WWW image search engine needs to establish index information for images browsed on the Web, be able to perform image analysis and discrimination, annotate images, store the extracted index information and establish an index library, which is an ideal image search The engine should also be able to support content-based image retrieval. Image recognition method:
1. Automatically search for graphics and text: You can detect whether there is a displayable image file through two HTML tags, namely IMG SRC and HREF. IMG SRC means "display the following image file" , and HREF means "the following is a link", these two tags often lead to an image file. Search engines determine whether a link is an image file by checking the file extension. If the file extension is .GIF or .JPG, it is a displayable image.

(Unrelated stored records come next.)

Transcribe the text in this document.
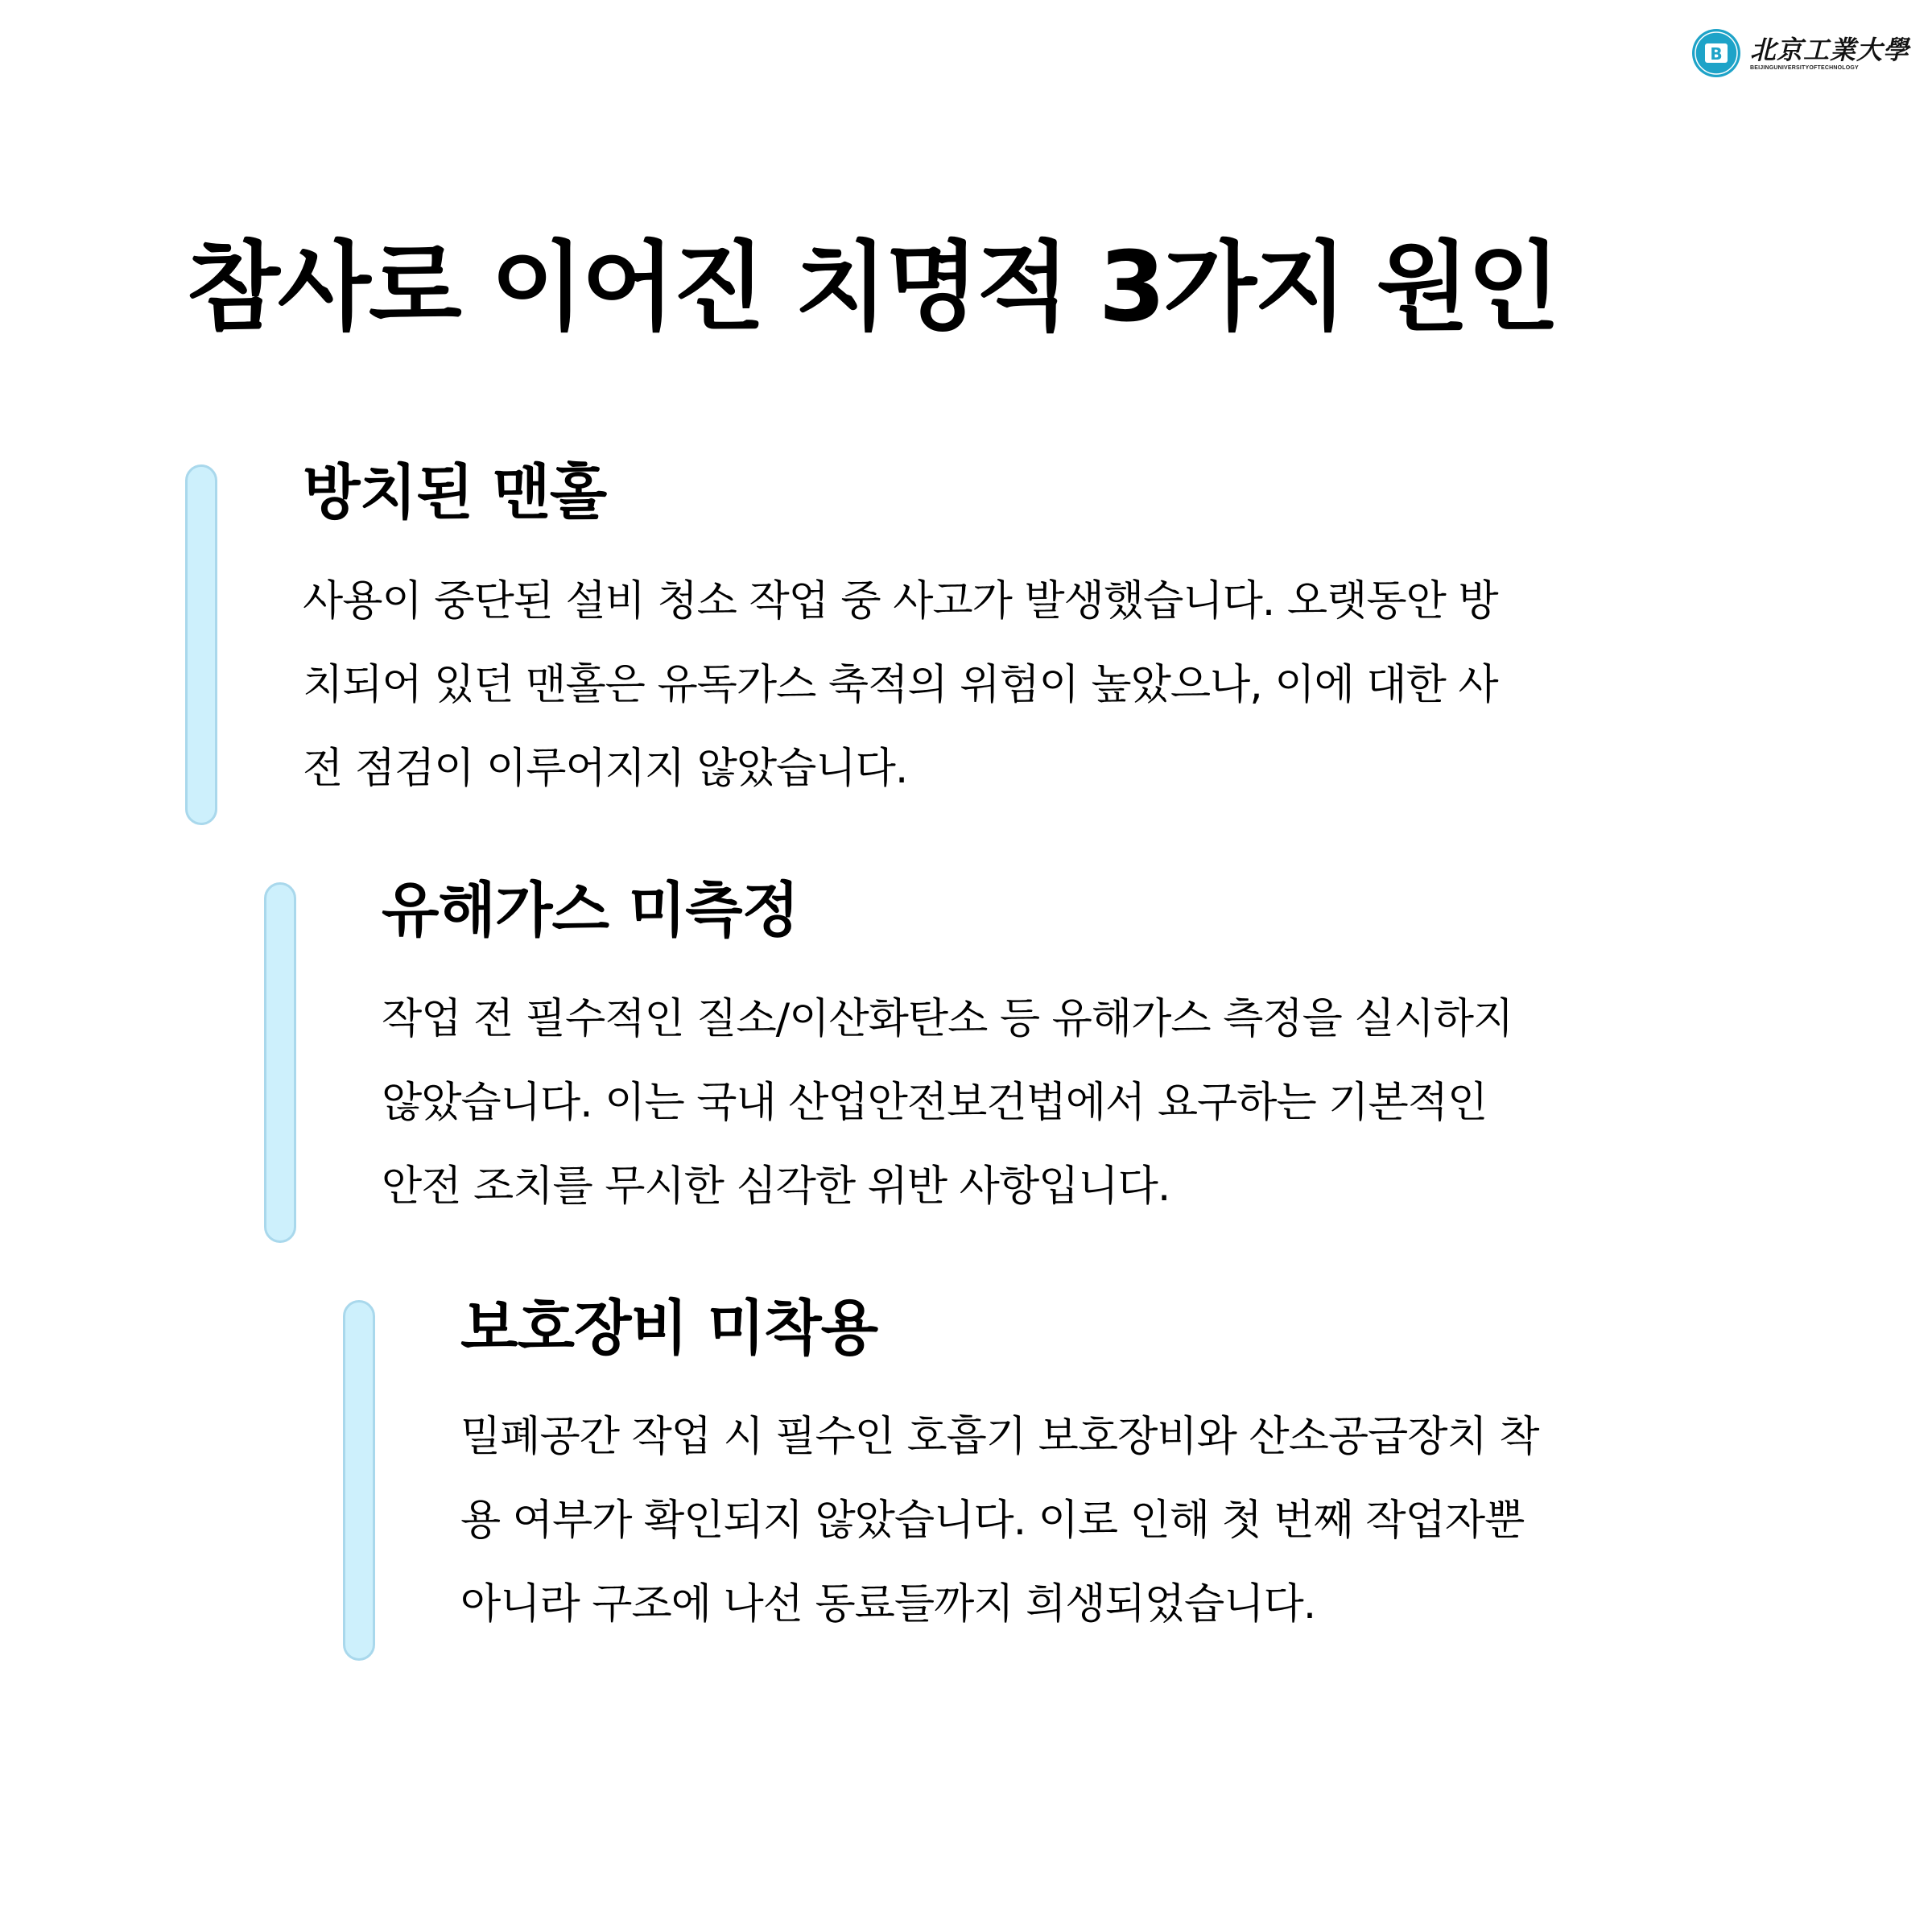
B 北京工業大學
BEIJINGUNIVERSITYOFTECHNOLOGY
참사로 이어진 치명적 3가지 원인
방치된 맨홀

사용이 중단된 설비 청소 작업 중 사고가 발생했습니다. 오랫동안 방
치되어 있던 맨홀은 유독가스 축적의 위험이 높았으나, 이에 대한 사
전 점검이 이루어지지 않았습니다.

유해가스 미측정

작업 전 필수적인 질소/이산화탄소 등 유해가스 측정을 실시하지
않았습니다. 이는 국내 산업안전보건법에서 요구하는 기본적인
안전 조치를 무시한 심각한 위반 사항입니다.

보호장비 미착용

밀폐공간 작업 시 필수인 호흡기 보호장비와 산소공급장치 착
용 여부가 확인되지 않았습니다. 이로 인해 첫 번째 작업자뿐
아니라 구조에 나선 동료들까지 희생되었습니다.
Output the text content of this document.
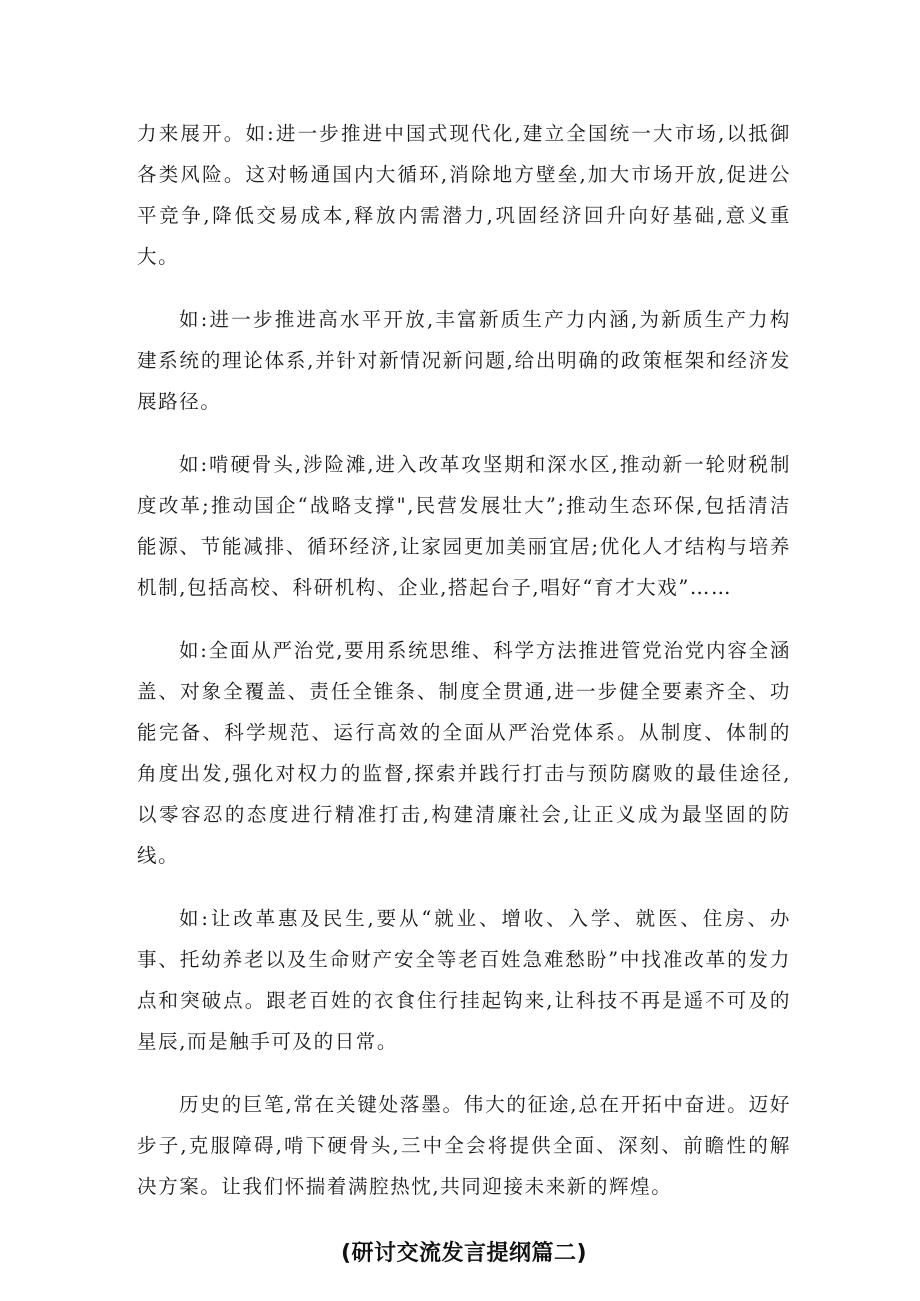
力来展开。如:进一步推进中国式现代化,建立全国统一大市场,以抵御各类风险。这对畅通国内大循环,消除地方壁垒,加大市场开放,促进公平竞争,降低交易成本,释放内需潜力,巩固经济回升向好基础,意义重大。

如:进一步推进高水平开放,丰富新质生产力内涵,为新质生产力构建系统的理论体系,并针对新情况新问题,给出明确的政策框架和经济发展路径。

如:啃硬骨头,涉险滩,进入改革攻坚期和深水区,推动新一轮财税制度改革;推动国企“战略支撑",民营发展壮大”;推动生态环保,包括清洁能源、节能减排、循环经济,让家园更加美丽宜居;优化人才结构与培养机制,包括高校、科研机构、企业,搭起台子,唱好“育才大戏”……

如:全面从严治党,要用系统思维、科学方法推进管党治党内容全涵盖、对象全覆盖、责任全锥条、制度全贯通,进一步健全要素齐全、功能完备、科学规范、运行高效的全面从严治党体系。从制度、体制的角度出发,强化对权力的监督,探索并践行打击与预防腐败的最佳途径,以零容忍的态度进行精准打击,构建清廉社会,让正义成为最坚固的防线。

如:让改革惠及民生,要从“就业、增收、入学、就医、住房、办事、托幼养老以及生命财产安全等老百姓急难愁盼”中找准改革的发力点和突破点。跟老百姓的衣食住行挂起钩来,让科技不再是遥不可及的星辰,而是触手可及的日常。

历史的巨笔,常在关键处落墨。伟大的征途,总在开拓中奋进。迈好步子,克服障碍,啃下硬骨头,三中全会将提供全面、深刻、前瞻性的解决方案。让我们怀揣着满腔热忱,共同迎接未来新的辉煌。

(研讨交流发言提纲篇二)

2. Manual intervention to find and classify images: Manually select images and sites on the Internet. This method can produce an accurate query system, but it is too labor-intensive and limits the number of images processed. Since images are different from text and require people to explain their meaning according to their own understanding, image retrieval is much more difficult than text query and matching. Most of the current image search engines support two retrieval methods: keyword retrieval and category browsing. Some can provide visual attribute retrieval, but this is also very limited. Their main retrieval methods are as follows:
a. Based on external information of the image: that is, based on external information such as the file name or directory name of the image, path name, link, ALT tag, and text information around the image. Information retrieval is currently the most commonly used method by image search engines. After locating the image file, the image search engine determines the file contents by looking at the file name or path name, but this depends on how descriptive the file name or path name is.
b. Feature description based on image content: This is a semantic-level matching. It is necessary to manually describe and classify the content of the image (such as objects, background, composition, color characteristics, etc.) and give descriptors. When searching, your search terms will be searched primarily within these descriptors. This query method is relatively accurate and generally can achieve a better accuracy rate. However, it requires manual participation and is labor-intensive, which limits the number of images that can be processed and requires certain specifications and standards. The effect depends on the accuracy of manual description.
c. Extraction based on image form features: The image analysis software automatically extracts the color, shape, texture and other features of the image, and establishes a feature index library. The user only needs to describe the general features of the image to be found. You can find images with similar characteristics. This is a mechanical matching based on the image feature hierarchy, which is particularly suitable for query requirements with clear retrieval goals (such as trademark retrieval). The results produced are also closest to user requirements. However, this relatively mature retrieval technology is currently mainly used in retrieval of image databases. There are still certain difficulties in applying this retrieval technology in online image search engines.